Preschool of the Arts
A community committed to exploration, creativity and collaboration.
I realize, I have never really taken my race into consideration because being white in Germany was the “norm”. But since living in America and being constantly asked to check boxes of race and ethnicity my awareness grew. My culture, family and being female were always more important to me.
I see children having the means to be in “teams” a lot when they are around 4-6 years (maybe even older but that’s the age group I work with a lot). They are in teams for all kinds of reasons “having a blue water bottle” or “red shoes” and so on. I understand and don’t mind this unless they use it to exclude specific children at all times. We than usually find things we all have alike or that separate all of us from each other (maybe we all have hair but all have different names). I like to use these moments to start talking and understanding what makes us the same and what makes us different. Most times it starts with water bottles, looks, where we live to how fast we run.

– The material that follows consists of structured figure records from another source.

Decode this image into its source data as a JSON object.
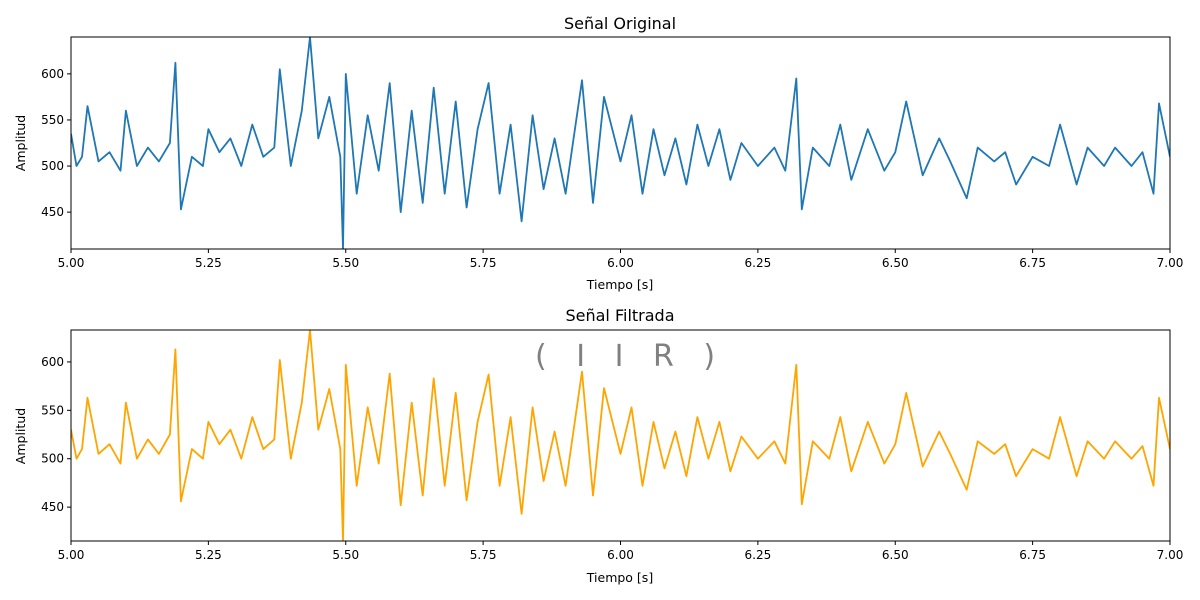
{
  "chart_data": [
    {
      "type": "line",
      "title": "Señal Original",
      "xlabel": "Tiempo [s]",
      "ylabel": "Amplitud",
      "xlim": [
        5.0,
        7.0
      ],
      "ylim": [
        410,
        640
      ],
      "x_ticks": [
        "5.00",
        "5.25",
        "5.50",
        "5.75",
        "6.00",
        "6.25",
        "6.50",
        "6.75",
        "7.00"
      ],
      "y_ticks": [
        "450",
        "500",
        "550",
        "600"
      ],
      "grid": false,
      "series": [
        {
          "color": "#1f77b4",
          "x": [
            5.0,
            5.01,
            5.02,
            5.03,
            5.05,
            5.07,
            5.09,
            5.1,
            5.12,
            5.14,
            5.16,
            5.18,
            5.19,
            5.2,
            5.22,
            5.24,
            5.25,
            5.27,
            5.29,
            5.31,
            5.33,
            5.35,
            5.37,
            5.38,
            5.4,
            5.42,
            5.435,
            5.45,
            5.47,
            5.49,
            5.495,
            5.5,
            5.52,
            5.54,
            5.56,
            5.58,
            5.6,
            5.62,
            5.64,
            5.66,
            5.68,
            5.7,
            5.72,
            5.74,
            5.76,
            5.78,
            5.8,
            5.82,
            5.84,
            5.86,
            5.88,
            5.9,
            5.93,
            5.95,
            5.97,
            6.0,
            6.02,
            6.04,
            6.06,
            6.08,
            6.1,
            6.12,
            6.14,
            6.16,
            6.18,
            6.2,
            6.22,
            6.25,
            6.28,
            6.3,
            6.32,
            6.33,
            6.35,
            6.38,
            6.4,
            6.42,
            6.45,
            6.48,
            6.5,
            6.52,
            6.55,
            6.58,
            6.6,
            6.63,
            6.65,
            6.68,
            6.7,
            6.72,
            6.75,
            6.78,
            6.8,
            6.83,
            6.85,
            6.88,
            6.9,
            6.93,
            6.95,
            6.97,
            6.98,
            7.0
          ],
          "y": [
            535,
            500,
            510,
            565,
            505,
            515,
            495,
            560,
            500,
            520,
            505,
            525,
            612,
            453,
            510,
            500,
            540,
            515,
            530,
            500,
            545,
            510,
            520,
            605,
            500,
            560,
            640,
            530,
            575,
            510,
            410,
            600,
            470,
            555,
            495,
            590,
            450,
            560,
            460,
            585,
            470,
            570,
            455,
            540,
            590,
            470,
            545,
            440,
            555,
            475,
            530,
            470,
            593,
            460,
            575,
            505,
            555,
            470,
            540,
            490,
            530,
            480,
            545,
            500,
            540,
            485,
            525,
            500,
            520,
            495,
            595,
            453,
            520,
            500,
            545,
            485,
            540,
            495,
            515,
            570,
            490,
            530,
            505,
            465,
            520,
            505,
            515,
            480,
            510,
            500,
            545,
            480,
            520,
            500,
            520,
            500,
            515,
            470,
            568,
            510
          ]
        }
      ]
    },
    {
      "type": "line",
      "title": "Señal Filtrada",
      "xlabel": "Tiempo [s]",
      "ylabel": "Amplitud",
      "xlim": [
        5.0,
        7.0
      ],
      "ylim": [
        415,
        633
      ],
      "x_ticks": [
        "5.00",
        "5.25",
        "5.50",
        "5.75",
        "6.00",
        "6.25",
        "6.50",
        "6.75",
        "7.00"
      ],
      "y_ticks": [
        "450",
        "500",
        "550",
        "600"
      ],
      "grid": false,
      "annotation": "( I I R )",
      "series": [
        {
          "color": "#ffa500",
          "x": [
            5.0,
            5.01,
            5.02,
            5.03,
            5.05,
            5.07,
            5.09,
            5.1,
            5.12,
            5.14,
            5.16,
            5.18,
            5.19,
            5.2,
            5.22,
            5.24,
            5.25,
            5.27,
            5.29,
            5.31,
            5.33,
            5.35,
            5.37,
            5.38,
            5.4,
            5.42,
            5.435,
            5.45,
            5.47,
            5.49,
            5.495,
            5.5,
            5.52,
            5.54,
            5.56,
            5.58,
            5.6,
            5.62,
            5.64,
            5.66,
            5.68,
            5.7,
            5.72,
            5.74,
            5.76,
            5.78,
            5.8,
            5.82,
            5.84,
            5.86,
            5.88,
            5.9,
            5.93,
            5.95,
            5.97,
            6.0,
            6.02,
            6.04,
            6.06,
            6.08,
            6.1,
            6.12,
            6.14,
            6.16,
            6.18,
            6.2,
            6.22,
            6.25,
            6.28,
            6.3,
            6.32,
            6.33,
            6.35,
            6.38,
            6.4,
            6.42,
            6.45,
            6.48,
            6.5,
            6.52,
            6.55,
            6.58,
            6.6,
            6.63,
            6.65,
            6.68,
            6.7,
            6.72,
            6.75,
            6.78,
            6.8,
            6.83,
            6.85,
            6.88,
            6.9,
            6.93,
            6.95,
            6.97,
            6.98,
            7.0
          ],
          "y": [
            530,
            500,
            510,
            563,
            505,
            515,
            495,
            558,
            500,
            520,
            505,
            525,
            613,
            456,
            510,
            500,
            538,
            515,
            530,
            500,
            543,
            510,
            520,
            602,
            500,
            558,
            633,
            530,
            572,
            510,
            415,
            597,
            472,
            553,
            495,
            588,
            452,
            558,
            462,
            583,
            472,
            568,
            457,
            538,
            587,
            472,
            543,
            443,
            553,
            477,
            528,
            472,
            590,
            462,
            573,
            505,
            553,
            472,
            538,
            490,
            528,
            482,
            543,
            500,
            538,
            487,
            523,
            500,
            518,
            495,
            597,
            453,
            518,
            500,
            543,
            487,
            538,
            495,
            515,
            568,
            492,
            528,
            505,
            468,
            518,
            505,
            515,
            482,
            510,
            500,
            543,
            482,
            518,
            500,
            518,
            500,
            513,
            472,
            563,
            510
          ]
        }
      ]
    }
  ]
}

I love this! Since we are a German school in America we do celebrate the German holidays in school and leave the American ones for the parents to celebrate. We still take part in it a s teachers but we like that the parents can show us what they did growing up here in America. We also started having international tea parties where parents will tell us about their country and culture while serving something to drink or to eat that is special from there, showing pictures, videos, or stories.

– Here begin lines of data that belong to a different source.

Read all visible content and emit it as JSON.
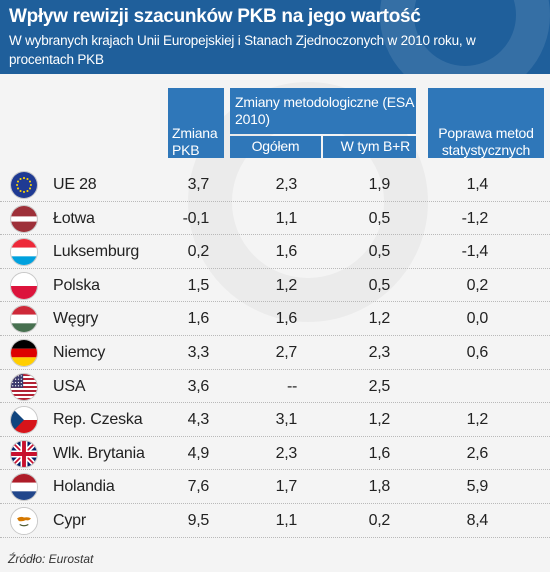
{
  "header": {
    "title": "Wpływ rewizji szacunków PKB na jego wartość",
    "subtitle": "W wybranych krajach Unii Europejskiej i Stanach Zjednoczonych w 2010 roku, w procentach PKB"
  },
  "table": {
    "col_zmiana": "Zmiana PKB",
    "col_metod": "Zmiany metodologiczne (ESA 2010)",
    "col_ogolem": "Ogółem",
    "col_wtym": "W tym B+R",
    "col_poprawa": "Poprawa metod statystycznych",
    "rows": [
      {
        "country": "UE 28",
        "flag": "eu-flag-icon",
        "zmiana": "3,7",
        "ogolem": "2,3",
        "wtym": "1,9",
        "poprawa": "1,4"
      },
      {
        "country": "Łotwa",
        "flag": "latvia-flag-icon",
        "zmiana": "-0,1",
        "ogolem": "1,1",
        "wtym": "0,5",
        "poprawa": "-1,2"
      },
      {
        "country": "Luksemburg",
        "flag": "luxembourg-flag-icon",
        "zmiana": "0,2",
        "ogolem": "1,6",
        "wtym": "0,5",
        "poprawa": "-1,4"
      },
      {
        "country": "Polska",
        "flag": "poland-flag-icon",
        "zmiana": "1,5",
        "ogolem": "1,2",
        "wtym": "0,5",
        "poprawa": "0,2"
      },
      {
        "country": "Węgry",
        "flag": "hungary-flag-icon",
        "zmiana": "1,6",
        "ogolem": "1,6",
        "wtym": "1,2",
        "poprawa": "0,0"
      },
      {
        "country": "Niemcy",
        "flag": "germany-flag-icon",
        "zmiana": "3,3",
        "ogolem": "2,7",
        "wtym": "2,3",
        "poprawa": "0,6"
      },
      {
        "country": "USA",
        "flag": "usa-flag-icon",
        "zmiana": "3,6",
        "ogolem": "--",
        "wtym": "2,5",
        "poprawa": ""
      },
      {
        "country": "Rep. Czeska",
        "flag": "czech-flag-icon",
        "zmiana": "4,3",
        "ogolem": "3,1",
        "wtym": "1,2",
        "poprawa": "1,2"
      },
      {
        "country": "Wlk. Brytania",
        "flag": "uk-flag-icon",
        "zmiana": "4,9",
        "ogolem": "2,3",
        "wtym": "1,6",
        "poprawa": "2,6"
      },
      {
        "country": "Holandia",
        "flag": "netherlands-flag-icon",
        "zmiana": "7,6",
        "ogolem": "1,7",
        "wtym": "1,8",
        "poprawa": "5,9"
      },
      {
        "country": "Cypr",
        "flag": "cyprus-flag-icon",
        "zmiana": "9,5",
        "ogolem": "1,1",
        "wtym": "0,2",
        "poprawa": "8,4"
      }
    ]
  },
  "source": "Źródło: Eurostat",
  "colors": {
    "header_bg": "#1f5f9b",
    "column_header_bg": "#2f77b9",
    "background": "#f4f4f4"
  }
}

We do have mirrors in the classrooms, where children can see themselves and we offer books and toys that represent (hopefully) all children. we also talk about artists and musicians with the children showing their pictures. We did start the “international tea party” series where each time one parent from one country comes to school and talks about that country and the culture, showing books, stories, music, videos, sharing food and drinks.

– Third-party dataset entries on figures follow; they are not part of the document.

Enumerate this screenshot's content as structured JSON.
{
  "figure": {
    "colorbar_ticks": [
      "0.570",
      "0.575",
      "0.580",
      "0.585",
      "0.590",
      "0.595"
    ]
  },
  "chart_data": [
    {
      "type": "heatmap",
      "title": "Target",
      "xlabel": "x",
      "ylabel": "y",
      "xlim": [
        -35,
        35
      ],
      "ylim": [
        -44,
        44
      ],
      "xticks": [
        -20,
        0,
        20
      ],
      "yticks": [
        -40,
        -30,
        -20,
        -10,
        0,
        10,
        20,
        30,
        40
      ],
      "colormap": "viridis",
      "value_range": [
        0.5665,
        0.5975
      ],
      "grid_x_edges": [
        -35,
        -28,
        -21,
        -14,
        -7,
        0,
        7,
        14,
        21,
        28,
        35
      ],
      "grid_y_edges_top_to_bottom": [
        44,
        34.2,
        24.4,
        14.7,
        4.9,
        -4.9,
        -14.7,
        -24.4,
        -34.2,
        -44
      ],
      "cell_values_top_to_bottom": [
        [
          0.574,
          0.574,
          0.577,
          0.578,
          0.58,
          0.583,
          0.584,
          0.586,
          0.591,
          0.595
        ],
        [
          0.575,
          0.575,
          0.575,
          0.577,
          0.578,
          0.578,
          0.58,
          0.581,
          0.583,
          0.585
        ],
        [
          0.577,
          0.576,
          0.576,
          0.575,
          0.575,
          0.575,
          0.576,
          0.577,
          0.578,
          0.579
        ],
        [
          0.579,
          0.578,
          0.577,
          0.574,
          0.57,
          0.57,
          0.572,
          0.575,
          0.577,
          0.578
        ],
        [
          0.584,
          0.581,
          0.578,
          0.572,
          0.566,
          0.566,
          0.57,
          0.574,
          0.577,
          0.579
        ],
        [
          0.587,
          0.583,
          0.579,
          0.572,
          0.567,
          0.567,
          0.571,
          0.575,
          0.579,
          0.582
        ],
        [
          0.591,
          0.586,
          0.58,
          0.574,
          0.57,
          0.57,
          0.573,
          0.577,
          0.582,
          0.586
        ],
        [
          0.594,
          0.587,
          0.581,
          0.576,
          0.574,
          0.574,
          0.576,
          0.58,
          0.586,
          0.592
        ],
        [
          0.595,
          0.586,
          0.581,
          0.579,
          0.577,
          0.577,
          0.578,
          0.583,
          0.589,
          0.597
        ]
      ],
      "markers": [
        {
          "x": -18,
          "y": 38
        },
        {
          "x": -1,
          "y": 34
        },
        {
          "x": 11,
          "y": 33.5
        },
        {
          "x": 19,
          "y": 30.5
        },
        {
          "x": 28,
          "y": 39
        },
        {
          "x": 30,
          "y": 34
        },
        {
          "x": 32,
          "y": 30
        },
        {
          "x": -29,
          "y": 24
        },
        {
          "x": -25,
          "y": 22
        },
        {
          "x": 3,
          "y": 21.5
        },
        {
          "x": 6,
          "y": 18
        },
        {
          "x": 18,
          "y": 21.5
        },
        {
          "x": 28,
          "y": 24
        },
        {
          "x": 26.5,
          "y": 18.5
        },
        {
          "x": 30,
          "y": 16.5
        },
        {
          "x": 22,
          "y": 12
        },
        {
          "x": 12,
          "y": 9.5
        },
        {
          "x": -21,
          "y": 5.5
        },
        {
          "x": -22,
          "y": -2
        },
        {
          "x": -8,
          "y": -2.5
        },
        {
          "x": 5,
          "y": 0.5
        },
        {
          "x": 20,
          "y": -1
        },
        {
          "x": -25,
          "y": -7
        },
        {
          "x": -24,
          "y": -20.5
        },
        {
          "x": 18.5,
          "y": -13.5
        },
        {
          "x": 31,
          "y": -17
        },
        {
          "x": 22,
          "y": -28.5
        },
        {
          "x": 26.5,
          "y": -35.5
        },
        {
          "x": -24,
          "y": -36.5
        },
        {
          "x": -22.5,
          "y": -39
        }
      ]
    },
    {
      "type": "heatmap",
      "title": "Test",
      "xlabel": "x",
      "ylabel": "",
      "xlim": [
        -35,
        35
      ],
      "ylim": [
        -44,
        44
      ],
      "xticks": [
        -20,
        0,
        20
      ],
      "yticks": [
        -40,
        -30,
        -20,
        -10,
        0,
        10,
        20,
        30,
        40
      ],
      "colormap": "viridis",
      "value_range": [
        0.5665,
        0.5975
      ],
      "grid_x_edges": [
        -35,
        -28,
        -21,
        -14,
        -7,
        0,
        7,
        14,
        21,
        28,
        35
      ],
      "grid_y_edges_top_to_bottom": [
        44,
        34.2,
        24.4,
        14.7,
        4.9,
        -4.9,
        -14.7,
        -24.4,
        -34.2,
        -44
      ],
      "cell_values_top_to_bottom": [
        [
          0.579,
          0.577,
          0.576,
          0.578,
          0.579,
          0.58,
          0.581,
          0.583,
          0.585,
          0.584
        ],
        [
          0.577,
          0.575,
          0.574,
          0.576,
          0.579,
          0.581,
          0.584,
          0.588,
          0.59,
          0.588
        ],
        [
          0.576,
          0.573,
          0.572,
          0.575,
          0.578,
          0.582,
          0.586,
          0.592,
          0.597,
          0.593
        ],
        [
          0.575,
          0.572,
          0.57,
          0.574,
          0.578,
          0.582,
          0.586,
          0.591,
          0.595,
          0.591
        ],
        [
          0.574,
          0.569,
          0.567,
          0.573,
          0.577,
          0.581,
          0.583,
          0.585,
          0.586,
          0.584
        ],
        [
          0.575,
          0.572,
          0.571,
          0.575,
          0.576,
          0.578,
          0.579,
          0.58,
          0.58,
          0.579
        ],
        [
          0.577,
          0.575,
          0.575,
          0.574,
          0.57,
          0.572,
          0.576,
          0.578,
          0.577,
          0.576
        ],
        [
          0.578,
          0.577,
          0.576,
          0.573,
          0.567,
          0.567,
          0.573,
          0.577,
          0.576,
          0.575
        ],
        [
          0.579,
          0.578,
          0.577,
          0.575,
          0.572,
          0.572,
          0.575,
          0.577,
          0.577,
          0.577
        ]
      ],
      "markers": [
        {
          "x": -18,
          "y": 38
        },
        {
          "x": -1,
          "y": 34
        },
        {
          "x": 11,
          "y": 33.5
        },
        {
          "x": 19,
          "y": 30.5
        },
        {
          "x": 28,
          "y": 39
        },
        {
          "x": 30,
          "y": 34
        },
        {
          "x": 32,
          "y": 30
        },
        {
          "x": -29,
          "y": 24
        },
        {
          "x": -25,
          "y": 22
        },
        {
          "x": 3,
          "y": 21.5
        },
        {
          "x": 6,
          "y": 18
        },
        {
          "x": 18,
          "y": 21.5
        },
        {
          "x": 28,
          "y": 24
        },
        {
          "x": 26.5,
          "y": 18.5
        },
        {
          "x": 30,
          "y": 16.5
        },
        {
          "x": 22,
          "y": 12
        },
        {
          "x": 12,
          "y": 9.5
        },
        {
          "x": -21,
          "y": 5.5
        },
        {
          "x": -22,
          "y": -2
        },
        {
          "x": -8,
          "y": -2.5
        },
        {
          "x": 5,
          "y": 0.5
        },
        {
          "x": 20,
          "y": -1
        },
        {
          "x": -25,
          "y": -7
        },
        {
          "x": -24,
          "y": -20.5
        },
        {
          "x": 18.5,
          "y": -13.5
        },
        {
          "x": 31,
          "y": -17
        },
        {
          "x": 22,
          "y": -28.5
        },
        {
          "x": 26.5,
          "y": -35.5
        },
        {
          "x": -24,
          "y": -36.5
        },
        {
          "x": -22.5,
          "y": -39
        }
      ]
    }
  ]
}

Treating all children (and parents) with respect, and acceptance, showing them they can be their true selves when they are with us, without being judged. We are open to all family concepts as well as genders or races. We do educate our children that all of them are valid and accepted.
We always had the children being dressed up however they want not caring or stating “that dresses are for girls”. I believe it is important for children to try out and do what they want to do and we as educators can take stigma away from things that are seen as female or male.